Des souris et des hommes (anecdotes japonaises)

Japon, anecdotes japonaises

En un peu plus de 2 semaines au Japon, je me suis laissée conduire par ma seule intuition et j’ai vécu quelques moments étonnants et délicieux.

Mes rapports aux autres ? On m’avait dit « pas facile », les Japonais ne se lient pas facilement avec les étrangers, ce qui peut s’expliquer par la barrière de la langue. Mais pas que…

Quelques approches originales…

Je sors de la gare de Kyoto, il pleut des cordes, je n’ai pas de parapluie. Attente qui me paraît interminable au feu rouge auprès d’un homme élégant, d’un certain âge, avec parapluie. « If you don’t ask, you never know » … C’est un de mes leitmotiv, alors je m’approche de l’homme au parapluie et lui demande avec des gestes s’il peut m’abriter. Il me sourit, amusé et me fait une petite place sous son parapluie. Au-delà du passage clouté, nous faisons un bout de chemin ensemble et il me raccompagne jusqu’à mon hôtel. En cours de route je lui chantonne « un p’tit coin d’parapluie contre un coin d’paradis » …Il ne comprend pas mais quelle importance. On se quitte avec des courbettes amusées.

A Kyoto, je prends un taxi. Le chauffeur, curieux, me demande d’où je viens. « Paris » je réponds. Oh ! Il est déjà venu en France et tout de suite il me fredonne une chanson que je ne reconnais pas, mais il insiste… « yes, you know Alain Delon » … et je finis par reconnaître « parole parole » chantée par Alain Delon et Dalida. On finit la course en chantant tous les deux !

A Fukuyama, je me fais conduire en taxi dans un temple situé à 7 ou 8 kms en dehors de la ville sans me préoccuper de mon retour. Le temple est vide en dehors de quelques fidèles shintoïstes en pleine réunion. Vidéo, photos, je profite de l’endroit magique, puis vient le moment du retour. Comment faire ? je ne sais pas où je suis, et la perspective de marcher 8 kms sous une chaleur humide n’est pas très plaisante.
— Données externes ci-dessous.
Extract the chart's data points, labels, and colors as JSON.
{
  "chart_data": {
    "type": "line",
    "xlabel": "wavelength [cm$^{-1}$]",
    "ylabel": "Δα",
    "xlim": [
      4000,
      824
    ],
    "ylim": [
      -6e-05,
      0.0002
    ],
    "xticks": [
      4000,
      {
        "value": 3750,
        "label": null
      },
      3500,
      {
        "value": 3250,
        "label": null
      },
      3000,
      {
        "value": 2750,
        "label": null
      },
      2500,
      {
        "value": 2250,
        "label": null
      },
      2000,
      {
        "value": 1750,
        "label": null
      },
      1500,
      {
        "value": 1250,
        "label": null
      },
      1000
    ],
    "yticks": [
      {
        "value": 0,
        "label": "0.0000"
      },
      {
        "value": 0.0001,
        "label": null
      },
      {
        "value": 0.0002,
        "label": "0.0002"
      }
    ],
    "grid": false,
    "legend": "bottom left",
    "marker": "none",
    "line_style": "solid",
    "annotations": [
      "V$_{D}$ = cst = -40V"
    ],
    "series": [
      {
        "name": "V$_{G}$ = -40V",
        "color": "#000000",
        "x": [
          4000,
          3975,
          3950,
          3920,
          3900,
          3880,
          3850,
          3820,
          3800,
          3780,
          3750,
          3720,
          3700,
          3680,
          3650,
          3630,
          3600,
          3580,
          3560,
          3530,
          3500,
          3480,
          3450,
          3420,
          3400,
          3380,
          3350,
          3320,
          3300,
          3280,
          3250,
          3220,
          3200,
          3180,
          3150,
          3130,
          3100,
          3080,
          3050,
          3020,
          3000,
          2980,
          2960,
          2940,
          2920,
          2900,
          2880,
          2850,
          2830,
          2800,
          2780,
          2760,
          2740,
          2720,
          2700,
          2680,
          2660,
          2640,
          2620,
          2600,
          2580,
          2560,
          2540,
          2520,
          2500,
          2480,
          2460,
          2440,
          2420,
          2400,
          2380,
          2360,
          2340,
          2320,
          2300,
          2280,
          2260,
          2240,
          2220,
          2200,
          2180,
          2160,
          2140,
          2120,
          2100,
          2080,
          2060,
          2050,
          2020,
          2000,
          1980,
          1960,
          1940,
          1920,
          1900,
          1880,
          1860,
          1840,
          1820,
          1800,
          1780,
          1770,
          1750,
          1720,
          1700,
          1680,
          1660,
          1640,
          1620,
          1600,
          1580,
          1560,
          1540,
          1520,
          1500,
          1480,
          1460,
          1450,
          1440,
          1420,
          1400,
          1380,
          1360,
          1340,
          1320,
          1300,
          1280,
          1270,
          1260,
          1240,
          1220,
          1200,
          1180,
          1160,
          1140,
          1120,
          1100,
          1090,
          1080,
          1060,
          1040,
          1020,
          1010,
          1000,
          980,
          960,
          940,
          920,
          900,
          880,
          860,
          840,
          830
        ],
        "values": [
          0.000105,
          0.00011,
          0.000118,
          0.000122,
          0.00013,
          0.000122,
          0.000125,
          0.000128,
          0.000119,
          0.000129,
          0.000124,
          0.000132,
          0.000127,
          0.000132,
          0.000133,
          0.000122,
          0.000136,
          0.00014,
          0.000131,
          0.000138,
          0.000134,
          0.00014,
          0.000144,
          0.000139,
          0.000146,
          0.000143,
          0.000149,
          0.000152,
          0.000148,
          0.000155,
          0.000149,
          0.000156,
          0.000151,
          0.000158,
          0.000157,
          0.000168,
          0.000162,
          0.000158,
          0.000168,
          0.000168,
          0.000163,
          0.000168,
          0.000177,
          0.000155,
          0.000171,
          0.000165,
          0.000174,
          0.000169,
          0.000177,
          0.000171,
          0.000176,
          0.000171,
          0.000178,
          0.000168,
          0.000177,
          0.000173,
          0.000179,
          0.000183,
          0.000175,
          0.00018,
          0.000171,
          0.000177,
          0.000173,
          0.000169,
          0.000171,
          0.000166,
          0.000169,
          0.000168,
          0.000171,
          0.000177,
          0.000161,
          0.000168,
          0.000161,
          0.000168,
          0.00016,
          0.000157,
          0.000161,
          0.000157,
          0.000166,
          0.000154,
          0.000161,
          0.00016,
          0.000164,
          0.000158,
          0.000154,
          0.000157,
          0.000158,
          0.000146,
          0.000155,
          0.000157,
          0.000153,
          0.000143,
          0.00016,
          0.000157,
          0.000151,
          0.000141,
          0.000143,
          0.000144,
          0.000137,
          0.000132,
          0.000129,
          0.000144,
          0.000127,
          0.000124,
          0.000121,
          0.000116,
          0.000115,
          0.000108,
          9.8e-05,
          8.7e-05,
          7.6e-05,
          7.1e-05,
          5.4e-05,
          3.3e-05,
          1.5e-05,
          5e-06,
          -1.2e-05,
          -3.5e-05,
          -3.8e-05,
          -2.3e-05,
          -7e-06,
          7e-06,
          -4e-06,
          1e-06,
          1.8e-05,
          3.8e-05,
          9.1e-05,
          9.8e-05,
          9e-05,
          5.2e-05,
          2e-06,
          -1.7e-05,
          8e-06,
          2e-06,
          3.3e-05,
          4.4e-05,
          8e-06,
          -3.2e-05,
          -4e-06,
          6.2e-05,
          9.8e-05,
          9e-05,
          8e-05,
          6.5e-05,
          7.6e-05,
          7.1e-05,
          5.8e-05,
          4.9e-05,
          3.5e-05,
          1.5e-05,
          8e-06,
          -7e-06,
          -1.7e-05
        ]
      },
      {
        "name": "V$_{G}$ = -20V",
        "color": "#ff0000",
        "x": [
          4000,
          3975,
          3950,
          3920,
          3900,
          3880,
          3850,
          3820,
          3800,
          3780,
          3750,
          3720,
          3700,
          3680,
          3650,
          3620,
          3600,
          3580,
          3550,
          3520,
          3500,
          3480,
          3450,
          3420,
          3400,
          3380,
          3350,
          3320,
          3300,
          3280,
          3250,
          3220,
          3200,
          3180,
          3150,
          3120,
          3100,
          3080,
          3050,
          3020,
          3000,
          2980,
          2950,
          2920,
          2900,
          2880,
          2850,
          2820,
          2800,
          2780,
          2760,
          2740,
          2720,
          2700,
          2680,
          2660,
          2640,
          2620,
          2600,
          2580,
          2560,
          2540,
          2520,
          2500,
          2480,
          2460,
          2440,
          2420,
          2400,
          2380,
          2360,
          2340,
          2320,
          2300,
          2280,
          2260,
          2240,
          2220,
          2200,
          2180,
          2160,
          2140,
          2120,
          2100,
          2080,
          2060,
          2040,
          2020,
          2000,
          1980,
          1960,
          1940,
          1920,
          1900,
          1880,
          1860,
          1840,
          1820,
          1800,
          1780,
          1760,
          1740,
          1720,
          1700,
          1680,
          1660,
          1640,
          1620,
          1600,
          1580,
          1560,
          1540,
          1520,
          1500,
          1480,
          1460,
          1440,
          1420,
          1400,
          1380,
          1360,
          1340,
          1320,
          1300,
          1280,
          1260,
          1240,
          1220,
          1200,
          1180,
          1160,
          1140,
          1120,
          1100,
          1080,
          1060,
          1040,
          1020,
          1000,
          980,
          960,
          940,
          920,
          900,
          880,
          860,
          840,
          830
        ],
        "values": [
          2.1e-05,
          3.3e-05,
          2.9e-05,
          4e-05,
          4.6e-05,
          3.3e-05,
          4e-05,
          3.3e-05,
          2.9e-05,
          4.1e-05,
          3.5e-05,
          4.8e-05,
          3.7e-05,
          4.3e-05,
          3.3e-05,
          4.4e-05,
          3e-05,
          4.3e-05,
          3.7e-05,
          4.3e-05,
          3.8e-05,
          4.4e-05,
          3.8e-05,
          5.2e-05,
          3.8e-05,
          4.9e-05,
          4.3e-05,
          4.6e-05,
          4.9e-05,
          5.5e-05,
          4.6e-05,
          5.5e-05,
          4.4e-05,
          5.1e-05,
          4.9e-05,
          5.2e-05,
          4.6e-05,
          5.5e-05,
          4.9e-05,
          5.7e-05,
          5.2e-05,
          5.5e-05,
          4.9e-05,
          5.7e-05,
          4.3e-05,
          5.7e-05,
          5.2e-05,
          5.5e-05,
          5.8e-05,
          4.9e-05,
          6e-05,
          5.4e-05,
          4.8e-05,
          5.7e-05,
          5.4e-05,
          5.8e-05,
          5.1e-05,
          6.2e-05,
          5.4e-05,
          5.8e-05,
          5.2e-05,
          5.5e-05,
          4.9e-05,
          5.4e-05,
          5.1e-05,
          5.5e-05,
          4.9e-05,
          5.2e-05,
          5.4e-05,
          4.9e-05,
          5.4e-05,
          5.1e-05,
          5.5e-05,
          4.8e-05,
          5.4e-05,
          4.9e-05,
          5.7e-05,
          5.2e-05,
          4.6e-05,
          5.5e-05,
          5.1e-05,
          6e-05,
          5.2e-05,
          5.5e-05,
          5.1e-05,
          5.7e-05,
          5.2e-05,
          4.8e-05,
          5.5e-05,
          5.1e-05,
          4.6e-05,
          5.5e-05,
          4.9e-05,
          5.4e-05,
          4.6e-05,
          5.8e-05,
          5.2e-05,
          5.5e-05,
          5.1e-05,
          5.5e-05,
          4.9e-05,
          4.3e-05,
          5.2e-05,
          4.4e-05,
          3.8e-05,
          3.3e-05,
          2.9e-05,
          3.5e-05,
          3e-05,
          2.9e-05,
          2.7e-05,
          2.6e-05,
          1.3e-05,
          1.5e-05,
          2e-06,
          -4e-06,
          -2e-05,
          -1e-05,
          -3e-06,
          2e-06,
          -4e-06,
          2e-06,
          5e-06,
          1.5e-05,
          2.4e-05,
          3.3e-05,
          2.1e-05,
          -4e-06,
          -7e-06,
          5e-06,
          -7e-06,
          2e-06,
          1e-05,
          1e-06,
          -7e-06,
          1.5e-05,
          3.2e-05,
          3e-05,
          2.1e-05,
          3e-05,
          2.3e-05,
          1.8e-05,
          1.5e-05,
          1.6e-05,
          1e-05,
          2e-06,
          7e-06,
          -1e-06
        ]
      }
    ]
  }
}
En descendant les marches du temple, je remarque un homme d’un âge très respectable, mais pas rare au Japon. 80 ans, une allure d’homme qui entretient son mental et son physique et beau comme certains Japonais peuvent l’être, mais d’un comportement plutôt étrange. En effet, il s’applique à descendre en marche arrière l’escalier qui conduit au temple.  Une descente comme un rituel, comme une obligation qu’il s’est imposée. Défi à l’équilibre ? Pari à lui-même ? Dommage que je ne parle pas japonais, j’aimerais lui demander s’il monte également ce long escalier en marche arrière. Mimer ma question pourrait prêter à confusion. Lorsqu’il arrive au pied de l’escalier, il se dirige vers son vélo, moi qui rêvais de me faire ramener en ville en voiture ! Qu’importe, je l’accoste en lui tendant mon portable et lui demande s’il peut téléphoner pour moi auprès d’une station de taxi.  Il repousse mon téléphone, sort le sien et appelle une station où les taxis sont tous pris, puis une autre, où on lui répond OK.  Il me conseille ensuite de ne pas bouger, d’attendre le taxi qui va arriver dans quelques minutes. Tout cela avec des signes internationaux, puis il s’éloigne sur sa bicyclette avec un grand signe amical.

Cinq minutes plus tard le taxi est là : poli, gants blancs, housses de sièges en coton blanc, comme dans tous les taxis. Le compteur depuis la station de taxi de la gare marque environ 12 euros au compteur mais dès que je monte dans la voiture, le chauffeur remet son compteur à zéro, et, à l’arrivée, je ne paye qu’un seul voyage et non l’aller et retour comme c’est la coutume en général ailleurs.

Moi, la souris française, j’ai rencontré des hommes Japonais charmants et d’une grande courtoisie.

2 Replies to “Des souris et des hommes (anecdotes japonaises)”

    1. Bonne question Annick. Pourtant au Japon, la vie n’est pas facile, il y a 10 fois moins d’aides qu’en France. Et les personnes âgées ne bénéficient pas de retraites comme en France. Alors elles travaillent jusqu’à des âges avancés. 80 ans ! J’ai vu aussi dans un hôtel de Wakayama, une femme de largement plus de 65 ans (elle était bossue… je ne sais pas comment on dit en langage bien pensant) et travaillait comme femme de chambre. Un boulot difficile où il faut tout rendre impeccable dans un temps très limité.